Replicating to storage of all the webservers is a very expensive setup, and as you said there are a lot of write operations, it will have a large overhead in replicating to all the servers(which will only increase with the number of servers and growing data). And there is also the issue of stale data being served by one of the other nodes. Apart from that troubleshooting replication issues will be a mess with 10 and growing nodes.
Unless the lookup / read / write of files is very time critical, replicating to all the webservers is not a good idea.

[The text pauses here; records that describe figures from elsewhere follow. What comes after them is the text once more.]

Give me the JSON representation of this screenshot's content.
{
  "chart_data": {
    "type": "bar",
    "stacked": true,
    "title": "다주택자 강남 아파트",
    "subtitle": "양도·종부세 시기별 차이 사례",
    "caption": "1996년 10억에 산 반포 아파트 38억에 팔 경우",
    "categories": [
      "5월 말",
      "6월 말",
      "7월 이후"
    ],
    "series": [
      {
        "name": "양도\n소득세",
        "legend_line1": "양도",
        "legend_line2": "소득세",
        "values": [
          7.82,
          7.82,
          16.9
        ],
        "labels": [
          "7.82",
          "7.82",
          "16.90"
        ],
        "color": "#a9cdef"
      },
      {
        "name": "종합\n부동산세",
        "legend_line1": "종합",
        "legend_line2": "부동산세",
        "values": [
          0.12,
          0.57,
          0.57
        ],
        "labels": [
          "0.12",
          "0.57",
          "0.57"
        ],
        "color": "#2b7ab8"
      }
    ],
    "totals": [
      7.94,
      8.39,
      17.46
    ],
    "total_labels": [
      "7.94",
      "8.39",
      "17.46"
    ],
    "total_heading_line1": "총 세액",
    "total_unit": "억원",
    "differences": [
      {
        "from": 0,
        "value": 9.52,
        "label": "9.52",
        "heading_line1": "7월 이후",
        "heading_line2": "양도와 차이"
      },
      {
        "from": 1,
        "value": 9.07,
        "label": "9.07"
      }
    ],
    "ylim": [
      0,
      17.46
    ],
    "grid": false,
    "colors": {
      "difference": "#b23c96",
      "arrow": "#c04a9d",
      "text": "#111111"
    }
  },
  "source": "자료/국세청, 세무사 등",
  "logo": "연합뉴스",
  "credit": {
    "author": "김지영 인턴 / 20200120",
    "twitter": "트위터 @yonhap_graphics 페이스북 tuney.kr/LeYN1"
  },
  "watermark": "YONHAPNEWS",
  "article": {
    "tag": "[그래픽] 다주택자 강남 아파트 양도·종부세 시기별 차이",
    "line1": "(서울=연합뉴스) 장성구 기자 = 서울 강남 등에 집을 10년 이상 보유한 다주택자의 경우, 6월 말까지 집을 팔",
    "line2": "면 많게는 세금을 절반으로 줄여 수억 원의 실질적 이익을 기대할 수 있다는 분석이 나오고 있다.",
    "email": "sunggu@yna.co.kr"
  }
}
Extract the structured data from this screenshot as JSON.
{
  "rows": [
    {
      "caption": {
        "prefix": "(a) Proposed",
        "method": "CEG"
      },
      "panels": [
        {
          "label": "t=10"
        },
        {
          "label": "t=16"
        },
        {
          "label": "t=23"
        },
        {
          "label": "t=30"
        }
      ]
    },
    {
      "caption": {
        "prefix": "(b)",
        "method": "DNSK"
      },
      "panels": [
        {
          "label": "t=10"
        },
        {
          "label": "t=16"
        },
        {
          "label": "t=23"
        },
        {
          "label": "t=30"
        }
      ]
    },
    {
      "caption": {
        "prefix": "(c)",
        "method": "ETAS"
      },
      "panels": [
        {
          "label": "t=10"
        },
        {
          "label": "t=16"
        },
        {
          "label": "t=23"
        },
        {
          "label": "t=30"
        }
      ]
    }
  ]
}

Users(of web) will hardly notice the difference of 100ms - 200ms in loadtime.
There are some enterprise solutions for this sort of thing. But I don't doubt that they are expensive. NAS doesn’t scale well. And you have a single point of failure which is not good.
There are some ways that you can write code to help with this. You could cache the images on the web servers the first time they are requested, this will reduce the load on the image server.
You could get a master slave set up, so that you have one main image server but other servers which copy from this. You could load balance these, and put some logic in your code so that if a slave doesn’t have a copy of an image, you check on the master. You could also assign these in priority order so that if the master is not available the first slave then becomes the master.
Since you have so little data in your storage, it makes sense to buy several big HDs or use the free space on your web servers to keep copies. It will take down the strain on your backend storage system and when it fails, you can still deliver content for your users. Even better, if you need to scale (more downloads), you can simply add a new server and the stress on your backend won't change, much.
If I had to do this, I'd use rsync or unison to copy the image files in the exact same space on the web servers where they are on the storage device (this way, you can swap out the copy with a network file system mount any time).
Run rsync every now and then (for example after any upload or once in the night; you'll know better which sizes fits you best).
A more versatile solution would be to use a P2P protocol like Bittorreent. This way, you could publish all the changes on the storage backend to the web servers and they'd optimize the updates automatcially.